Though rated as a forty-four,
Constitution
actually carried much heavier armament: thirty twenty-four-pound long guns, for accurate distance firing; twenty-four thirty-two-pound carronades, of shorter range but capable of throwing a much heavier load of metal. One long eighteen-pounder brought the total to fifty-five guns.

The enemy Hull hoped to find was
Guerriere.
Her name meant “female warrior,” and she was rated at thirty-eight. What interested the American sailors more was a recent report that she was only shipping sixteen carronades, reducing her close-range firepower.

Such comparisons were dismissed by the British. Their traditional skill and daring would always carry the day. They considered the American navy insignificant, and American captains upstarts—except on land, where friendships such as Hull’s and Dacres’ were both common and completely permissible.

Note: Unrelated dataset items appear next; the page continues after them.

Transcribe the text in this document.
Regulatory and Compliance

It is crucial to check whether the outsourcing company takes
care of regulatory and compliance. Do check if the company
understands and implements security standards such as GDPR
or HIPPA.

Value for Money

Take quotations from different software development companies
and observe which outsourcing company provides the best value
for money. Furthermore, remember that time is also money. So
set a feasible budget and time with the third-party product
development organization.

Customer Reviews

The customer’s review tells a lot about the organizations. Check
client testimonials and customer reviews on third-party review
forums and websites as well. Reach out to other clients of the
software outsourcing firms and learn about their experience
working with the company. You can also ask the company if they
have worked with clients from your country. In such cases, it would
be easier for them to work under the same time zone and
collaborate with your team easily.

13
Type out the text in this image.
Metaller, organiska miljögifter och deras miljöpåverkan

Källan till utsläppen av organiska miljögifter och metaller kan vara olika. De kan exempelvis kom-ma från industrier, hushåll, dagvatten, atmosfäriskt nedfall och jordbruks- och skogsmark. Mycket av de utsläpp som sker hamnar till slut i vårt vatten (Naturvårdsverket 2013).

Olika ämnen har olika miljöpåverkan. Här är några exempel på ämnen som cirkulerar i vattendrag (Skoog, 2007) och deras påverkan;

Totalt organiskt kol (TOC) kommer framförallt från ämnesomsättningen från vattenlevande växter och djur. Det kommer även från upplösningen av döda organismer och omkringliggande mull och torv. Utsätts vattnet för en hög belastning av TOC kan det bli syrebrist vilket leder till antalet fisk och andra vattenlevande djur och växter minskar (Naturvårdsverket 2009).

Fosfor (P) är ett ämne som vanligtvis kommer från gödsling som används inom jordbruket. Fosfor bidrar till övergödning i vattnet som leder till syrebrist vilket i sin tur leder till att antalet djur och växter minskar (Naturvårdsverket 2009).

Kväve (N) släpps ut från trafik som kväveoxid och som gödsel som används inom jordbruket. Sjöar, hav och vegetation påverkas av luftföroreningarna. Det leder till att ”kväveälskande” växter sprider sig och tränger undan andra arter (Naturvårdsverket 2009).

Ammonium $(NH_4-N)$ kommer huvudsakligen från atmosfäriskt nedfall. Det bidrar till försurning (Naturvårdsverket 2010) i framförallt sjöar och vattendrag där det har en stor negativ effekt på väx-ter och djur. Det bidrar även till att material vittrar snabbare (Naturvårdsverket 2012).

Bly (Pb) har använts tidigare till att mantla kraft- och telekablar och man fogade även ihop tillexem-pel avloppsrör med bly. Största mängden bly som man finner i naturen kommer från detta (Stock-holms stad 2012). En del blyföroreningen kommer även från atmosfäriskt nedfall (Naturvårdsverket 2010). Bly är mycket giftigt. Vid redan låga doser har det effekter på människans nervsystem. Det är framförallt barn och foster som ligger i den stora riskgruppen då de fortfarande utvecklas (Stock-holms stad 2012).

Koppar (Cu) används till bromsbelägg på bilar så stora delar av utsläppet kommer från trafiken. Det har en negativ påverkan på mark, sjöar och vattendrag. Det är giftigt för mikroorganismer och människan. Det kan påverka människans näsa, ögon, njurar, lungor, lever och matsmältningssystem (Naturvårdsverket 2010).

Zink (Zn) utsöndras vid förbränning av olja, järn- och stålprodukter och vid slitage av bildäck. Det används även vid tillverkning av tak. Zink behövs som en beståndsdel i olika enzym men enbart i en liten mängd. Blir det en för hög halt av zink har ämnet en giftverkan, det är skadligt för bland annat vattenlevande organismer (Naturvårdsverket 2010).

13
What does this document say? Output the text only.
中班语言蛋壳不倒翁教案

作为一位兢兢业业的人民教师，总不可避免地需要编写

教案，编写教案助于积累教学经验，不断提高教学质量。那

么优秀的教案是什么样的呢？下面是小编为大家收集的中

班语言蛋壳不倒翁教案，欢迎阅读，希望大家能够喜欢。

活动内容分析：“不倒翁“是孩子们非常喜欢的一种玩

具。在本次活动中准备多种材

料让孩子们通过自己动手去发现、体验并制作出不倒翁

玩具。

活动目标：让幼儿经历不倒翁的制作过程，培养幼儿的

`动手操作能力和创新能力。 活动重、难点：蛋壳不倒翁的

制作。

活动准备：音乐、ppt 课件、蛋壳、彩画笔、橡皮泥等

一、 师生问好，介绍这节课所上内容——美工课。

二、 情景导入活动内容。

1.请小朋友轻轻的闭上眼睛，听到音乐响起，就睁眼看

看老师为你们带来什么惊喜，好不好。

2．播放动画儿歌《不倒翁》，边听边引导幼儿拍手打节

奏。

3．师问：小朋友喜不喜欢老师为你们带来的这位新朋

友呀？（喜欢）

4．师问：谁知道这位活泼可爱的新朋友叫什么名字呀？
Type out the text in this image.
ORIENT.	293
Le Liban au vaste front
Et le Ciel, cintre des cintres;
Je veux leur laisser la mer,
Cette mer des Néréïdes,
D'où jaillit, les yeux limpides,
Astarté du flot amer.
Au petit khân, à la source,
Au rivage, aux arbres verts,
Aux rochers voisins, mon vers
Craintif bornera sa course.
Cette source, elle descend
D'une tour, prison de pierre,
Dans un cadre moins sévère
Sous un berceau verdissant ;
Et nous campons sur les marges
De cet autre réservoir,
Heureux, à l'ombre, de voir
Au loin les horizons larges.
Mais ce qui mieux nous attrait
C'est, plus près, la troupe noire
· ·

All in all, the officers and men of
Constitution
had good reason to yearn for an encounter with
Guerriere
or a ship of similar rate.

The frigate stood eastward for two days, raising no enemy sail. Hull changed course, bearing northwest toward the Bay of Fundy. On the tenth,
Constitution
intercepted a lightly armed British brig outward bound from Newfoundland to Halifax. A second brig was overtaken and captured the following day. Both vessels were burned, and their crews set adrift in longboats. The brigs were of too little value to be sailed back to American waters by prize crews.

A few more equally minor encounters put Captain Hull in a bad temper, and finally caused him to set a course for the Bermudas, where he hoped to find bigger prey.

On the eighteenth, off Cape Race, Newfoundland,
Constitution
overhauled a good-sized brig. She proved to be
Decatur,
a fourteen-gun American privateer. When her captain came aboard, he said he had assumed Hull’s ship to be an enemy frigate. As was customary,
Constitution
had showed no colors until the other vessel was identified.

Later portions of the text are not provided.